After taking a walk on the beach, we headed up past Doc Martin's house and onto the hill behind. As expected the views over Port Isaac were incredible. From the top of the hill you will find a coastal path which leads 2 miles to Portquin.

Before leaving Port Isaac we stopped in the Port Isaac Pottery and Chapel Café which sells a range of gifts, clothes, handbags, accessories and jewellery. I don't think I have ever seen such a large range of colourful scarfs. The Boat House also sells a lovely range of homewares.

Walk from Tintagel to Bossiney Cove and Rocky Valley

As we had previously visited, Tintagel Castle, we decided to walk from Tintagel Visitors Centre through Bossiney Cove and Rocky Valley. This is a 4 mile circular route which takes you by some of Tintagel’s best sights including King Arthur’s Great Halls, Tintagel’s castle, Merlin’s cave, Bossiney Cove and Rocky Valley. A large part of the walk is along a coastal pathway providing excellent views. However, be sure to make sure you have a dog lead with your if taking dogs. Overall the walk took us a couple of hours from start to finish allowing some time to sit and relax on Bossiney Cove.

Where to eat

Dan is dieting for a competition at present and so I was a lone ranger when it came to eating on this occasion. Whilst we prepared a lot of our food at the house, it didn’t stop me from enjoying a few Cornish treats.

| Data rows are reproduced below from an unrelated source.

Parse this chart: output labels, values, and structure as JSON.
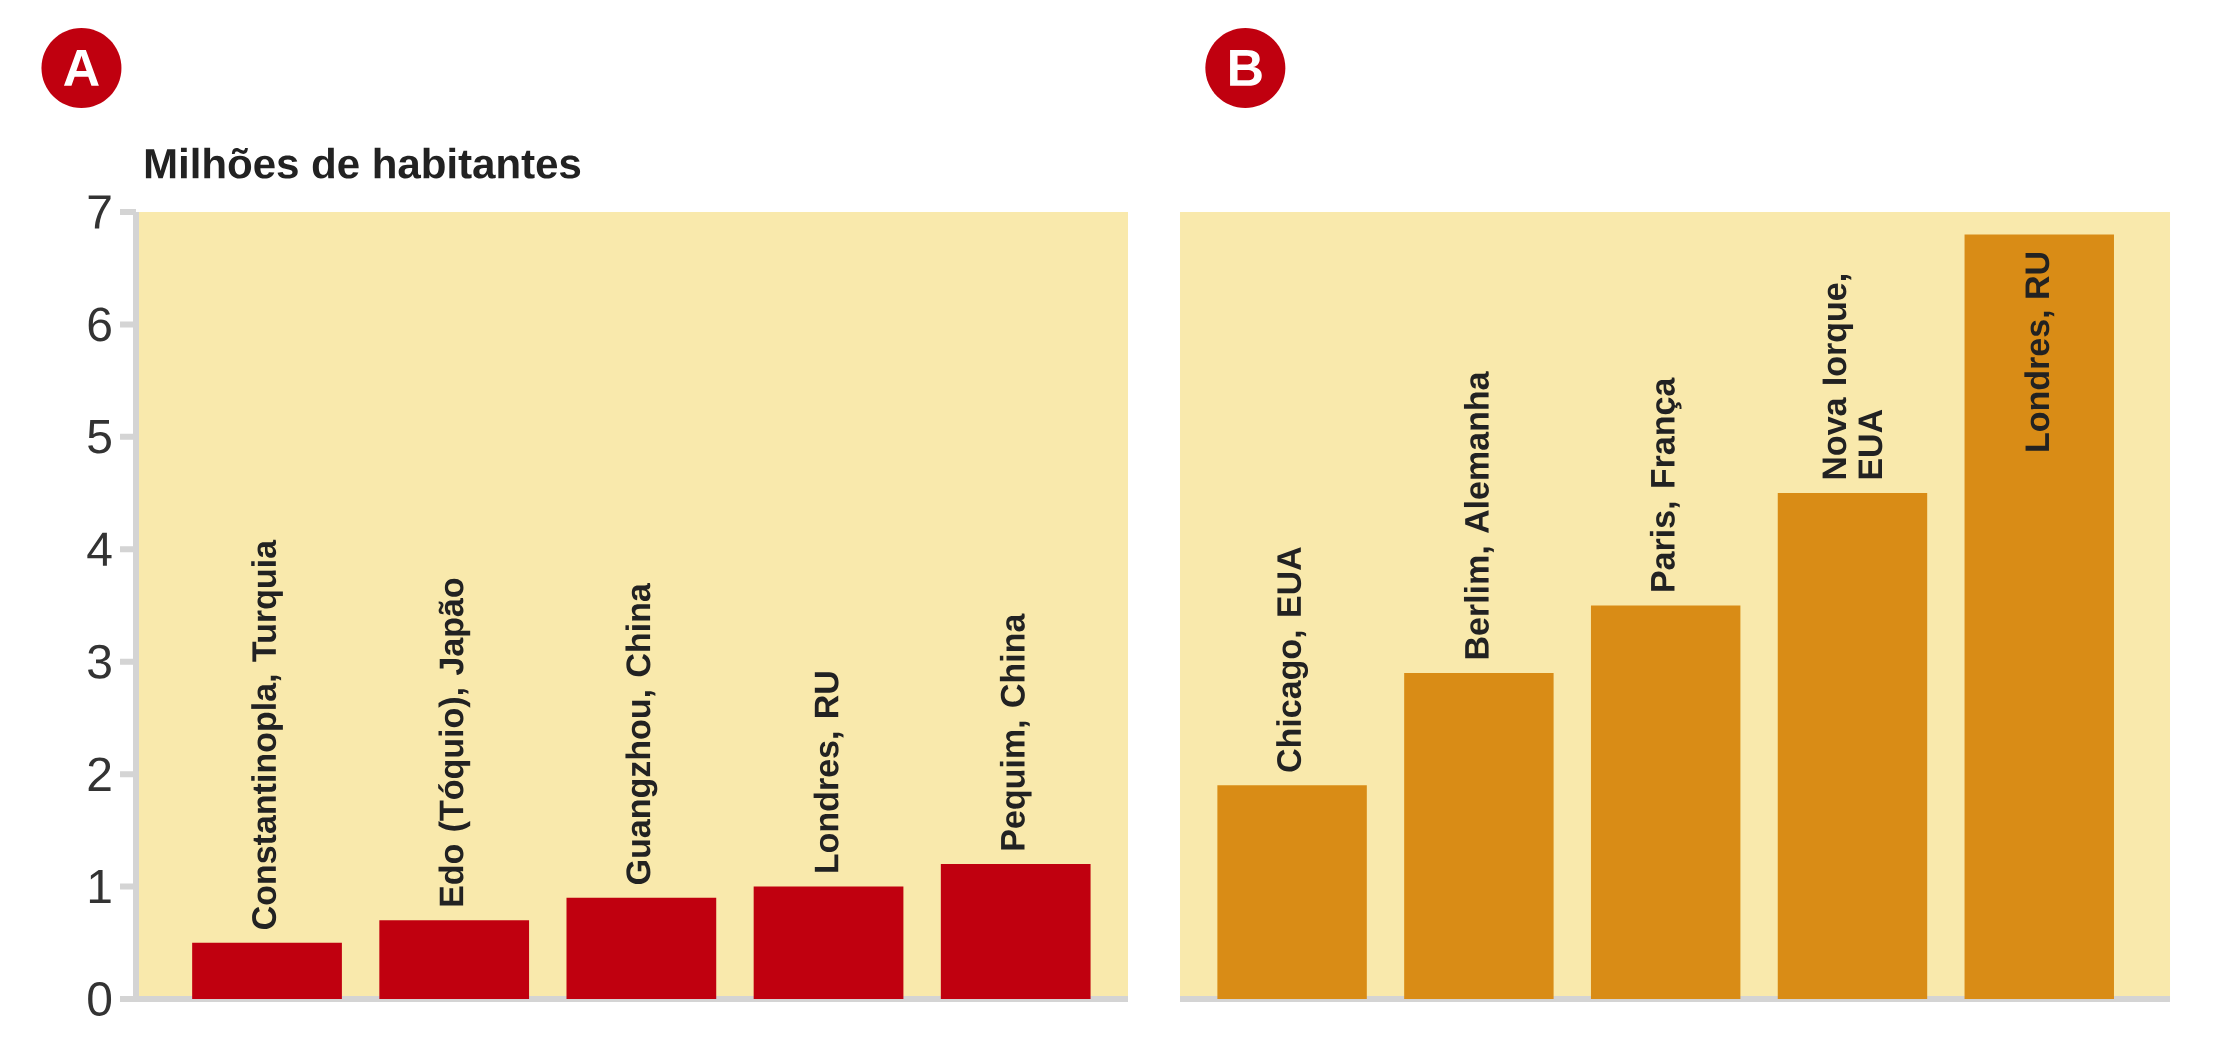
{
  "chart_data": [
    {
      "type": "bar",
      "title": "A",
      "ylabel": "Milhões de habitantes",
      "categories": [
        "Constantinopla, Turquia",
        "Edo (Tóquio), Japão",
        "Guangzhou, China",
        "Londres, RU",
        "Pequim, China"
      ],
      "values": [
        0.5,
        0.7,
        0.9,
        1.0,
        1.2
      ],
      "color": "#c0000f",
      "ylim": [
        0,
        7
      ],
      "yticks": [
        0,
        1,
        2,
        3,
        4,
        5,
        6,
        7
      ]
    },
    {
      "type": "bar",
      "title": "B",
      "categories": [
        "Chicago, EUA",
        "Berlim, Alemanha",
        "Paris, França",
        "Nova Iorque, EUA",
        "Londres, RU"
      ],
      "values": [
        1.9,
        2.9,
        3.5,
        4.5,
        6.8
      ],
      "color": "#d98c16",
      "ylim": [
        0,
        7
      ]
    }
  ]
}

Not many places to ice cream better than Cornwall. The range of flavours on offer never ceases to amaze me. Treleavans (Tintagel) toffee fudge crunch is nothing short of amazing whilst Harbour icecream even had dog icecream on offer for Enzo.

Not many places to icecream better than Cornwall. The range of flavours on offer never ceases to amaze me. Trevowens (Tintagel) toffee fudge crunch is nothing short of amazing whilst Harbour Icecream even had dog icecream on offer for Enzo.

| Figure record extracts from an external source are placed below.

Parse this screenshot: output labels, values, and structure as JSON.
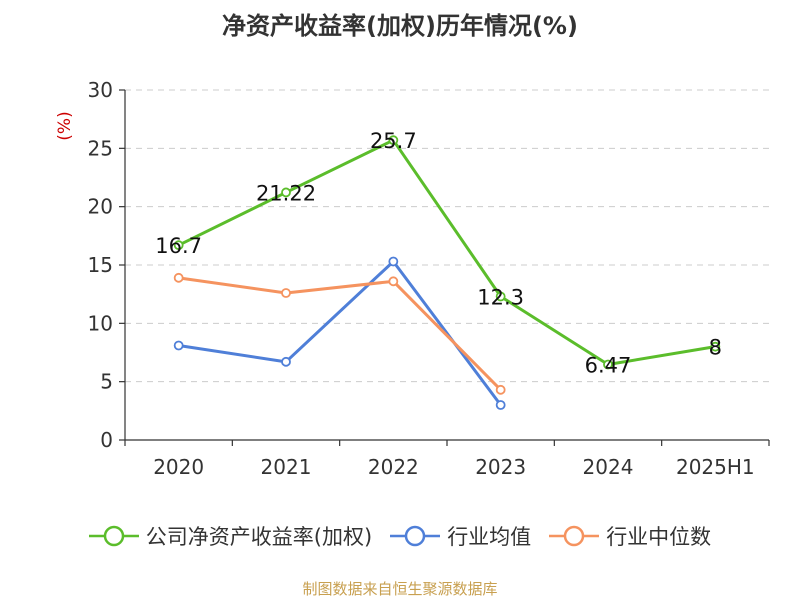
{
  "chart_data": {
    "type": "line",
    "title": "净资产收益率(加权)历年情况(%)",
    "ylabel": "(%)",
    "categories": [
      "2020",
      "2021",
      "2022",
      "2023",
      "2024",
      "2025H1"
    ],
    "ylim": [
      0,
      30
    ],
    "yticks": [
      0,
      5,
      10,
      15,
      20,
      25,
      30
    ],
    "grid": true,
    "legend_position": "bottom",
    "series": [
      {
        "name": "公司净资产收益率(加权)",
        "color": "#5bbd2b",
        "values": [
          16.7,
          21.22,
          25.7,
          12.3,
          6.47,
          8
        ],
        "labels": [
          "16.7",
          "21.22",
          "25.7",
          "12.3",
          "6.47",
          "8"
        ]
      },
      {
        "name": "行业均值",
        "color": "#4f7fd8",
        "values": [
          8.1,
          6.7,
          15.3,
          3.0,
          null,
          null
        ]
      },
      {
        "name": "行业中位数",
        "color": "#f5935f",
        "values": [
          13.9,
          12.6,
          13.6,
          4.3,
          null,
          null
        ]
      }
    ]
  },
  "source": "制图数据来自恒生聚源数据库"
}
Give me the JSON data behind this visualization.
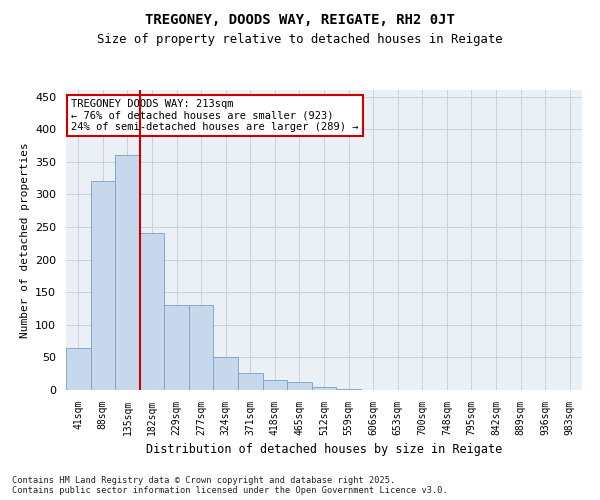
{
  "title": "TREGONEY, DOODS WAY, REIGATE, RH2 0JT",
  "subtitle": "Size of property relative to detached houses in Reigate",
  "xlabel": "Distribution of detached houses by size in Reigate",
  "ylabel": "Number of detached properties",
  "categories": [
    "41sqm",
    "88sqm",
    "135sqm",
    "182sqm",
    "229sqm",
    "277sqm",
    "324sqm",
    "371sqm",
    "418sqm",
    "465sqm",
    "512sqm",
    "559sqm",
    "606sqm",
    "653sqm",
    "700sqm",
    "748sqm",
    "795sqm",
    "842sqm",
    "889sqm",
    "936sqm",
    "983sqm"
  ],
  "bar_heights": [
    65,
    320,
    360,
    240,
    130,
    130,
    50,
    26,
    15,
    12,
    5,
    2,
    0,
    0,
    0,
    0,
    0,
    0,
    0,
    0,
    0
  ],
  "bar_color": "#c8d8ec",
  "bar_edge_color": "#7aa0c0",
  "grid_color": "#c8d4dc",
  "plot_bg_color": "#eaf0f6",
  "vline_x_index": 3,
  "vline_color": "#cc0000",
  "annotation_text": "TREGONEY DOODS WAY: 213sqm\n← 76% of detached houses are smaller (923)\n24% of semi-detached houses are larger (289) →",
  "annotation_box_facecolor": "#ffffff",
  "annotation_box_edgecolor": "#cc0000",
  "ylim": [
    0,
    460
  ],
  "yticks": [
    0,
    50,
    100,
    150,
    200,
    250,
    300,
    350,
    400,
    450
  ],
  "footer": "Contains HM Land Registry data © Crown copyright and database right 2025.\nContains public sector information licensed under the Open Government Licence v3.0."
}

If you’re looking for Pasties then be sure to drop by at Nicky’s B Pasty shop when you’re in Port Isaac. I highly recommend the steak and stilton.

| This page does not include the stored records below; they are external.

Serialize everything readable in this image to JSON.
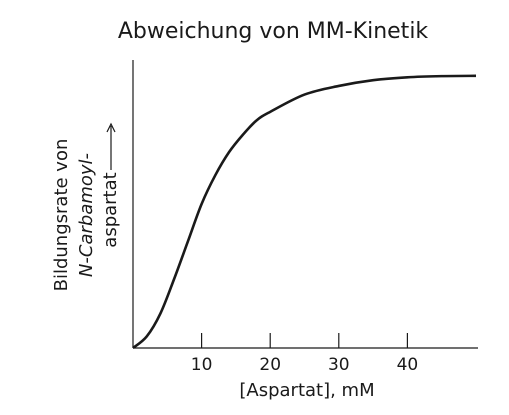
{
  "chart_data": {
    "type": "line",
    "title": "Abweichung von MM-Kinetik",
    "x_label": "[Aspartat], mM",
    "y_label": [
      "Bildungsrate von",
      "N-Carbamoyl-",
      "aspartat"
    ],
    "x": [
      0,
      2,
      4,
      6,
      8,
      10,
      12,
      14,
      16,
      18,
      20,
      25,
      30,
      35,
      40,
      45,
      50
    ],
    "values": [
      0,
      0.04,
      0.12,
      0.24,
      0.37,
      0.5,
      0.6,
      0.68,
      0.74,
      0.79,
      0.82,
      0.88,
      0.91,
      0.93,
      0.94,
      0.944,
      0.945
    ],
    "color": "#1a1a1a",
    "xlim": [
      0,
      50
    ],
    "ylim": [
      0,
      1
    ],
    "xticks": [
      10,
      20,
      30,
      40
    ]
  }
}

Another Cornish favourite of mine, Cream Tea. I have to say if you’re looking for Cornwall’s best cream tea then you need to head to the Strand Café at Trebarwith Strand Beach. However, the Krab Pot in Port Isaac is a close second (they’re sandwiches looked great too).

If you do decide to take the Camel Trial, be sure to stop off for a pit stop at Atlantic Coastal Express. The coffee is great, views amazing not to mention their upcoming supper clubs which are due to start next month. We had a sneak peek at the menus whilst we were there and they look great. Keep an eye on their Facebook page for dates.

In terms of places to book, I would suggest securing a table at Tintagel Brewery months in advance before you visit as their waiting list is long. The Brewary serves a four meat carvery for £10.95 and I must say it was worth every penny. Both Dan and I had beef brisket, beef fillet, honey roasted gammon and turkey with all the trimmings and even Enzo enjoyed his own mini carvery of our leftovers which we snuck into a tuppawear pot under the table.

So there you have it, The Juggling Lawyer's Guide to three days in North Cornwall. I hope you have enjoyed and please do feel free to comment with your own recommendations and things to do.